Department for Transport chiefs accelerated the reopening of the railway – delivering passenger services in only nine months from the original funding being approved.
Transport Secretary Grant Shapps said: “‘The project, funded by over £40million from the Department for Transport, is part of the wider campaign to reverse catastrophic cuts to the rail network primarily led by the Beeching axe.”
The work has been a successful collaboration between the DfT, Network Rail, GWR, Devon County Council, Devon and Cornwall Rail Partnership, and local campaigners and MPs.
Network Rail engineers laid 11 miles of new track and installed 24,000 concrete sleepers and 29,000 tonnes of ballast in record time.

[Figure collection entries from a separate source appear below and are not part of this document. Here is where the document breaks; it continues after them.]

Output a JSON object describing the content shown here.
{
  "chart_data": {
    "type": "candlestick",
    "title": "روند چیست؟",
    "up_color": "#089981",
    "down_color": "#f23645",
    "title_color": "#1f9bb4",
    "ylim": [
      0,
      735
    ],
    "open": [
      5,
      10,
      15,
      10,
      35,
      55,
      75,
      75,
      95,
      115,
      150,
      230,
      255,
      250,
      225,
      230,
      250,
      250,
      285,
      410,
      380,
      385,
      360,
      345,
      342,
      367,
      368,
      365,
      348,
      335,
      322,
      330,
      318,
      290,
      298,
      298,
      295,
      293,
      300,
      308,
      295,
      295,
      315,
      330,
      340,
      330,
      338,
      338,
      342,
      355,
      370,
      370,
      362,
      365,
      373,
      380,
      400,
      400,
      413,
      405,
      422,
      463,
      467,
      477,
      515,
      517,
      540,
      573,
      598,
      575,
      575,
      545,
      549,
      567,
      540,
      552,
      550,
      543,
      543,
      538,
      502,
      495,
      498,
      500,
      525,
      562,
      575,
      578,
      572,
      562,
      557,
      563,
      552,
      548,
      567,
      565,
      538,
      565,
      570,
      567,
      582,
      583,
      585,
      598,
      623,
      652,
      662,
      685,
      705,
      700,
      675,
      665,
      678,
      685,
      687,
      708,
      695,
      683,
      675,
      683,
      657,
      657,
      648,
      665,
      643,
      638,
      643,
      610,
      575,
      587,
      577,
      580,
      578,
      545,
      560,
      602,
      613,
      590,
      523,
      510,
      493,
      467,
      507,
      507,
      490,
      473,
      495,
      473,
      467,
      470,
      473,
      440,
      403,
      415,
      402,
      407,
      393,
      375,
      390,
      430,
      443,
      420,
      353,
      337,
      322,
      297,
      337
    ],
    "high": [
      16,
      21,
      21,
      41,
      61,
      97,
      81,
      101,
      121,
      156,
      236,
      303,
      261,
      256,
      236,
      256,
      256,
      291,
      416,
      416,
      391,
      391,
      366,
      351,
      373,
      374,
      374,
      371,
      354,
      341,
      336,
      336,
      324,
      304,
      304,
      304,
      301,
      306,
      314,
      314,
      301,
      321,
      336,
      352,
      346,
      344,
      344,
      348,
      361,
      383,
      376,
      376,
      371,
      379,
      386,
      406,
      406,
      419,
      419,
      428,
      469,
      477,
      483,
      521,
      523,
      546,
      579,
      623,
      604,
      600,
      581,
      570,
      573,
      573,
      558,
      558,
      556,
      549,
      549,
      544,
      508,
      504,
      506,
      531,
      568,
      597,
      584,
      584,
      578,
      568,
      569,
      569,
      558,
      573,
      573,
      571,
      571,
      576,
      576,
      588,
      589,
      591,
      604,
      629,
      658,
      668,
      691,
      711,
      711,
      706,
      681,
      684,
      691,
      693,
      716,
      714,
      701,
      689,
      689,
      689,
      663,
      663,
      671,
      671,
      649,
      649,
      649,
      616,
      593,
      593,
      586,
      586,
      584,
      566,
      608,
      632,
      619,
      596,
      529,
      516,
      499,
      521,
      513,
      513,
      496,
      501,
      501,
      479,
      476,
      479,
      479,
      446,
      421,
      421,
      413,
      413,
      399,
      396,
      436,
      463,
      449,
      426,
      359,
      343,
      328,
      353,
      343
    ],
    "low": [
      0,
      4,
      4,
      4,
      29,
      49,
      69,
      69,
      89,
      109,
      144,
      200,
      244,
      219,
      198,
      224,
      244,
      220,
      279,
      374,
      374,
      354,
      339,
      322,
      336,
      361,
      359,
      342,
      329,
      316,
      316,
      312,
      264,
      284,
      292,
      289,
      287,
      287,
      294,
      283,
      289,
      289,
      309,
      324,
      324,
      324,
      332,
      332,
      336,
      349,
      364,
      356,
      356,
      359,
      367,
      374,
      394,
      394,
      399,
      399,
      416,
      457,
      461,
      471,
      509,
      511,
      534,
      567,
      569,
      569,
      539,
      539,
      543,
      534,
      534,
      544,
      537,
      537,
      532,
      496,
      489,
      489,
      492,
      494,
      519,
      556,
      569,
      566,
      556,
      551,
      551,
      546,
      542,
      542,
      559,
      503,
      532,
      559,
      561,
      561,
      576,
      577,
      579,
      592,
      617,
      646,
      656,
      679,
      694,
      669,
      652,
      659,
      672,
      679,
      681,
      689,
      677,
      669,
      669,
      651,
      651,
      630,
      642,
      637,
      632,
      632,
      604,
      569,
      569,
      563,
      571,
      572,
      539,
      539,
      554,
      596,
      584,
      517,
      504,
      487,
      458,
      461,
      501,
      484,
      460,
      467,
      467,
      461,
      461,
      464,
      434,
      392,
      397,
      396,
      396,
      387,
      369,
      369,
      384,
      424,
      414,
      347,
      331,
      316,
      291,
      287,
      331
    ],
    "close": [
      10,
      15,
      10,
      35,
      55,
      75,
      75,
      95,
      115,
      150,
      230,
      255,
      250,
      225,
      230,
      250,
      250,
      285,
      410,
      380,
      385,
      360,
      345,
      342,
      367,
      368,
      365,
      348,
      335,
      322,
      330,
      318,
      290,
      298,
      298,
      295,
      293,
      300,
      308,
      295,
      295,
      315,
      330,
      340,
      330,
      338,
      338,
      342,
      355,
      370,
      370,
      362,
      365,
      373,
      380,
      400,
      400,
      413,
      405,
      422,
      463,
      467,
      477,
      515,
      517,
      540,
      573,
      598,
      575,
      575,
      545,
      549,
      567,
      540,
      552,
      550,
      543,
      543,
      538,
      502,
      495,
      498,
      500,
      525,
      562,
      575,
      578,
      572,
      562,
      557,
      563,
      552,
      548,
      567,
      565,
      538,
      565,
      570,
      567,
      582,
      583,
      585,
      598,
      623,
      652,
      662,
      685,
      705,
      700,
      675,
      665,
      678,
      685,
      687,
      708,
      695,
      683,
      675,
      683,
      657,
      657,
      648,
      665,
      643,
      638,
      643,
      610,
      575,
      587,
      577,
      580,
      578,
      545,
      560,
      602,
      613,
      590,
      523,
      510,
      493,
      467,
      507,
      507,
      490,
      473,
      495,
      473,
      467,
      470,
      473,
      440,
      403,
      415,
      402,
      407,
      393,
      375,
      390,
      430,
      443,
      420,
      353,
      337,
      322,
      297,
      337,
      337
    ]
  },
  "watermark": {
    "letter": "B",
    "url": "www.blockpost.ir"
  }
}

Repairs have also been made to 21 structures along the route including four bridges.
Vegetation clearance, earth and drainage works and fencing are ongoing.
GWR managing director Mark Hopwood said: “The project to reopen the line is already helping to bring social and economic benefits to the local area reinforces the positive impact the railway can have on the communities we serve.”
Mike Gallop, Network Rail’s western route and strategic operations director, added:
“We’re delighted that we’ve reopened this much needed railway line for passenger services in just nine months and ahead of schedule.”
Regular passenger services will run on the route for the first time since 1972.
The line has only been open during the summer since 1997.
More work will be carried out over the winter, including further work on the station buildings to enable the restoration of a café and other facilities.